Craft Degrees practiced under the MHC

The Craft is worked under the authority of the Masonic Hgh Council .

The Craft is organized under several Symbolic Rites and Ceremonies that each Lodge works:

- Ancient York Rite

- Ancient English Rite

- Scottish Rectified Rite
- Ancient and Accepted Rite
- Ancient and Primitive Rite
- Schroeder Rite
- Swedish Rite
- Adoniram Rite
- Filosophic Rite
- And others Proper Masonic Craft Rites

 

Mark Mason

The degrees that the MHC confers and has jurisdiction over are:

Craft Freemasonry

1 - Entered Apprentice

2 - Fellow Craft

Complementary Ceremonies to the FC Degree Mark Man, Mark Mason

MARK MASON

The qualification for joining Mark is that of being a Master Mason.
The ceremony is called The ceremony of Advancement and chronologically follows that of the Fellowcraft. In fact it is often referred to as the completion of The Second Degree.
As in the Craft the meetings are held in a Lodge and the ceremony incorporates two ceremonies.
The candidate is first acknowledged as a Mark Man and then Advanced to the degree of Mark Master Mason.
The Degree relates to a period in the building of the Temple at Jerusalem prior to the Death of Hiram Abiff.
The Regalia of the Ceremony is an Apron and Jewel.

3 - Master Mason

Complementary ceremonies to the Master Mason Degree given in a Lodge are:
Installed or Past Master

The Ancient English Rite

The Original and Ancient English Rite. This is a complete and beautiful Masonic Rite its manuscripts have been preserved in the libraries of European Aristocracy. The Rite is a proper and complete Masonic Craft system of Freemasonry as practiced by Ancient English Freemasonry. The Rite is one of the most symbolically correct Rituals in use by Craft Freemasonry Lodges. At the moment it is only practiced by the Regular Grand Lodge of England ( 1705 - 2005 ) and all Grand Lodges recognized by the Masonic High Council of England and Wales the Mother Masonic High Council of the World.

Schroeder’s Rite

Frederic-Louis Schroeder (1744-1816), Director of the Municipal Theatre of Hamburg and Grand Master of the Grand Lodge of Hamburg, spent almost twenty years in shaping the final form of the Rite to which his name is attached. Allergic to the chivaleresque side which was characterising the symbolic aspects of most of the Superior Grades, he reformed the ceremonies of his Obedience with the idea of greater simplicity, in reinstalling the use of the ancient English Rite and in taking into consideration only the first three degrees. The Schroeder System was the most democratic of all Rites practised in Germany before World War II, which made quite naturally its success. At the moment, it is practised by the Grand Lodge of Ancient Masons Free and Accepted of Germany, by the Grand Lodge of Austria and by some Lodges of the Grand Lodge of Switzerland Alpina.
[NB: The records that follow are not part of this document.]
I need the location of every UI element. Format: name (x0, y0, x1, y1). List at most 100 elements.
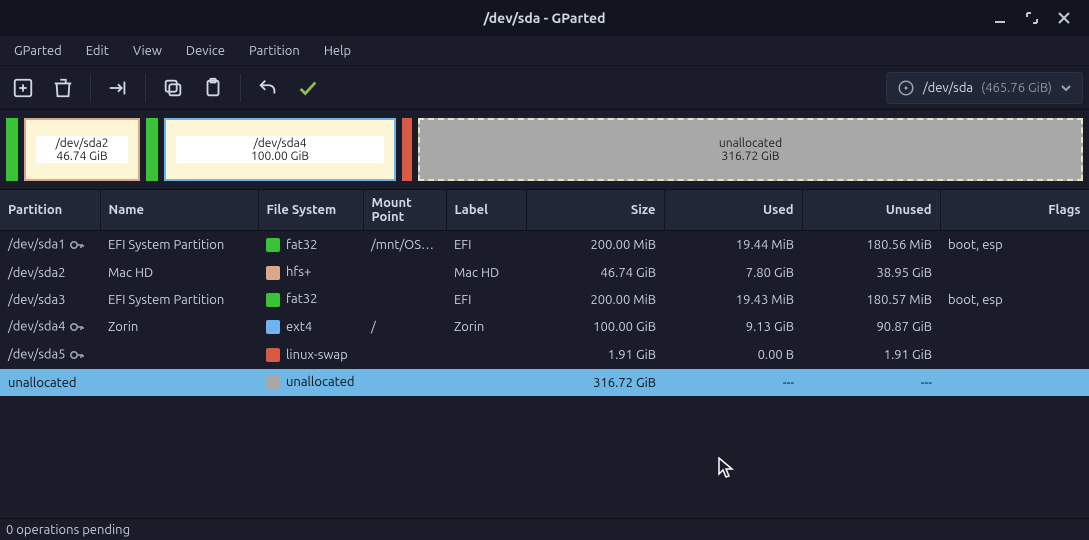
cell-mountpoint (363, 369, 446, 396)
menu-gparted[interactable]: GParted (6, 40, 70, 62)
menu-device[interactable]: Device (178, 40, 233, 62)
toolbar-separator (145, 74, 146, 102)
cell-partition: /dev/sda5 (0, 341, 100, 369)
toolbar: /dev/sda (465.76 GiB) (0, 66, 1089, 110)
disk-icon (897, 79, 915, 97)
window-title: /dev/sda - GParted (484, 10, 606, 26)
partition-table: Partition Name File System Mount Point L… (0, 190, 1089, 396)
table-row[interactable]: /dev/sda5 linux-swap1.91 GiB0.00 B1.91 G… (0, 341, 1089, 369)
statusbar: 0 operations pending (0, 518, 1089, 540)
cell-name (100, 369, 258, 396)
cell-flags (940, 259, 1089, 286)
cell-unused: 180.57 MiB (802, 286, 940, 313)
cell-unused: --- (802, 369, 940, 396)
disk-selector[interactable]: /dev/sda (465.76 GiB) (886, 72, 1083, 104)
col-used[interactable]: Used (664, 190, 802, 231)
new-partition-button[interactable] (6, 71, 40, 105)
cell-used: 0.00 B (664, 341, 802, 369)
cell-label: EFI (446, 286, 526, 313)
undo-button[interactable] (251, 71, 285, 105)
cell-partition: /dev/sda3 (0, 286, 100, 313)
cell-name: Zorin (100, 313, 258, 341)
disk-path: /dev/sda (923, 81, 973, 95)
toolbar-separator (90, 74, 91, 102)
cell-size: 200.00 MiB (526, 286, 664, 313)
fs-swatch (266, 266, 280, 280)
titlebar: /dev/sda - GParted (0, 0, 1089, 36)
cell-partition: unallocated (0, 369, 100, 396)
col-size[interactable]: Size (526, 190, 664, 231)
cell-unused: 1.91 GiB (802, 341, 940, 369)
pv-unallocated[interactable]: unallocated 316.72 GiB (418, 118, 1083, 181)
toolbar-separator (240, 74, 241, 102)
pv-sda4[interactable]: /dev/sda4 100.00 GiB (164, 118, 396, 181)
resize-move-button[interactable] (101, 71, 135, 105)
paste-button[interactable] (196, 71, 230, 105)
table-row[interactable]: /dev/sda4 Zorinext4/Zorin100.00 GiB9.13 … (0, 313, 1089, 341)
table-row[interactable]: /dev/sda2Mac HDhfs+Mac HD46.74 GiB7.80 G… (0, 259, 1089, 286)
menu-view[interactable]: View (125, 40, 170, 62)
cell-size: 316.72 GiB (526, 369, 664, 396)
cell-name (100, 341, 258, 369)
cell-size: 46.74 GiB (526, 259, 664, 286)
copy-button[interactable] (156, 71, 190, 105)
maximize-button[interactable] (1023, 9, 1041, 27)
cell-size: 100.00 GiB (526, 313, 664, 341)
col-label[interactable]: Label (446, 190, 526, 231)
cell-size: 1.91 GiB (526, 341, 664, 369)
pv-size: 46.74 GiB (56, 150, 107, 163)
pv-label: /dev/sda4 (253, 137, 306, 150)
key-icon (69, 237, 85, 253)
fs-swatch (266, 376, 280, 390)
col-flags[interactable]: Flags (940, 190, 1089, 231)
menu-help[interactable]: Help (316, 40, 359, 62)
partition-table-wrap: Partition Name File System Mount Point L… (0, 190, 1089, 518)
delete-partition-button[interactable] (46, 71, 80, 105)
col-filesystem[interactable]: File System (258, 190, 363, 231)
pv-sda1[interactable] (6, 118, 18, 181)
menu-edit[interactable]: Edit (78, 40, 117, 62)
chevron-down-icon (1060, 82, 1072, 94)
cell-label (446, 341, 526, 369)
table-row[interactable]: /dev/sda1 EFI System Partitionfat32/mnt/… (0, 231, 1089, 260)
fs-swatch (266, 293, 280, 307)
cell-label: Mac HD (446, 259, 526, 286)
cell-used: 9.13 GiB (664, 313, 802, 341)
pv-sda2[interactable]: /dev/sda2 46.74 GiB (24, 118, 140, 181)
col-partition[interactable]: Partition (0, 190, 100, 231)
cell-name: EFI System Partition (100, 231, 258, 260)
cell-used: 7.80 GiB (664, 259, 802, 286)
partition-visual: /dev/sda2 46.74 GiB /dev/sda4 100.00 GiB… (0, 110, 1089, 190)
cell-flags (940, 341, 1089, 369)
minimize-button[interactable] (991, 9, 1009, 27)
pv-sda3[interactable] (146, 118, 158, 181)
cell-filesystem: unallocated (258, 369, 363, 396)
menu-partition[interactable]: Partition (241, 40, 308, 62)
cell-used: --- (664, 369, 802, 396)
close-button[interactable] (1055, 9, 1073, 27)
table-row[interactable]: /dev/sda3EFI System Partitionfat32EFI200… (0, 286, 1089, 313)
disk-size: (465.76 GiB) (981, 81, 1052, 95)
apply-button[interactable] (291, 71, 325, 105)
cell-unused: 90.87 GiB (802, 313, 940, 341)
cell-used: 19.44 MiB (664, 231, 802, 260)
pv-sda5[interactable] (402, 118, 412, 181)
col-unused[interactable]: Unused (802, 190, 940, 231)
cell-filesystem: fat32 (258, 286, 363, 313)
cell-name: Mac HD (100, 259, 258, 286)
cell-mountpoint (363, 259, 446, 286)
pv-label: unallocated (719, 137, 782, 150)
cell-flags: boot, esp (940, 231, 1089, 260)
cell-mountpoint: /mnt/OSX... (363, 231, 446, 260)
cell-filesystem: hfs+ (258, 259, 363, 286)
titlebar-controls (991, 0, 1083, 36)
col-name[interactable]: Name (100, 190, 258, 231)
col-mountpoint[interactable]: Mount Point (363, 190, 446, 231)
cell-used: 19.43 MiB (664, 286, 802, 313)
cell-mountpoint: / (363, 313, 446, 341)
cell-filesystem: ext4 (258, 313, 363, 341)
pv-label: /dev/sda2 (55, 137, 108, 150)
table-row[interactable]: unallocatedunallocated316.72 GiB------ (0, 369, 1089, 396)
fs-swatch (266, 238, 280, 252)
cell-filesystem: fat32 (258, 231, 363, 260)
The Ancient and Accepted Rite

In 1732, a Lodge was founded in Bordeaux by three English Naval Officers and was given the name of The English Lodge. In 1766, it applied for and received a Warrant from the Grand Lodge of England, eventually becoming No. 204 on their Register. It is now La Loge Anglaise (204), No. 2 on the Register of the Grande Loge de France.
From this Lodge sprang several others, at least one of which worked some, probably not more than fourteen, of the ‘higher degrees’ that were created in France in the second quarter of the eighteenth century. The Mother Lodge confined itself exclusively to the three craft degrees and was hostile to the newly-invented ones.

The Scottish Rite Rectified

The origins of this Rite go back to the System of Strict Observance, founded in 1756 by Baron von Hund, initiated in Paris in 1754 in the Superior Grades Chapter of Clermont by Charles-Edouard Stuart. This Rite invoked of course, as most of the Systems of the Superior Grades at that time, the Temple filiations.

On the death of Baron von Hund in 1776, the System of Strict Observance, constituted in Scottish Directories, was growing and was gong to define its objectives during the Conventions in Lyon, 1778, and in Wilhelmsbad, 1782, under the presidency of its new Grand Master, the Duke Ferdinand of Brunswick. Since then, the System took the name of Scottish Rite Rectified and is composed of Lodges of St. Andrew, on the one hand, corresponding to the Scottish Master Grade, and the interior Order, on the other hand, comprising of “Ecuyers Novices” and the charitable Chevaliers of the Holy City (CBCS). A Grand Priory organised into “Commanderies” and Prefectures, directed the whole system.

The Scottish Rite Rectified is practised in England, France, Belgium, Switzerland, Portugal and Spain.

NOTE: Concerning the so called Emulation Workings

Created in 1813 by Peter Gilkes. It gets its name from the Lodge of “Emulation of Improvement” which met for the first time in October 1823 in Freemason’s Hall in London. The Emulation Workings are a weak and a distant form of what a Masonic Rite should be.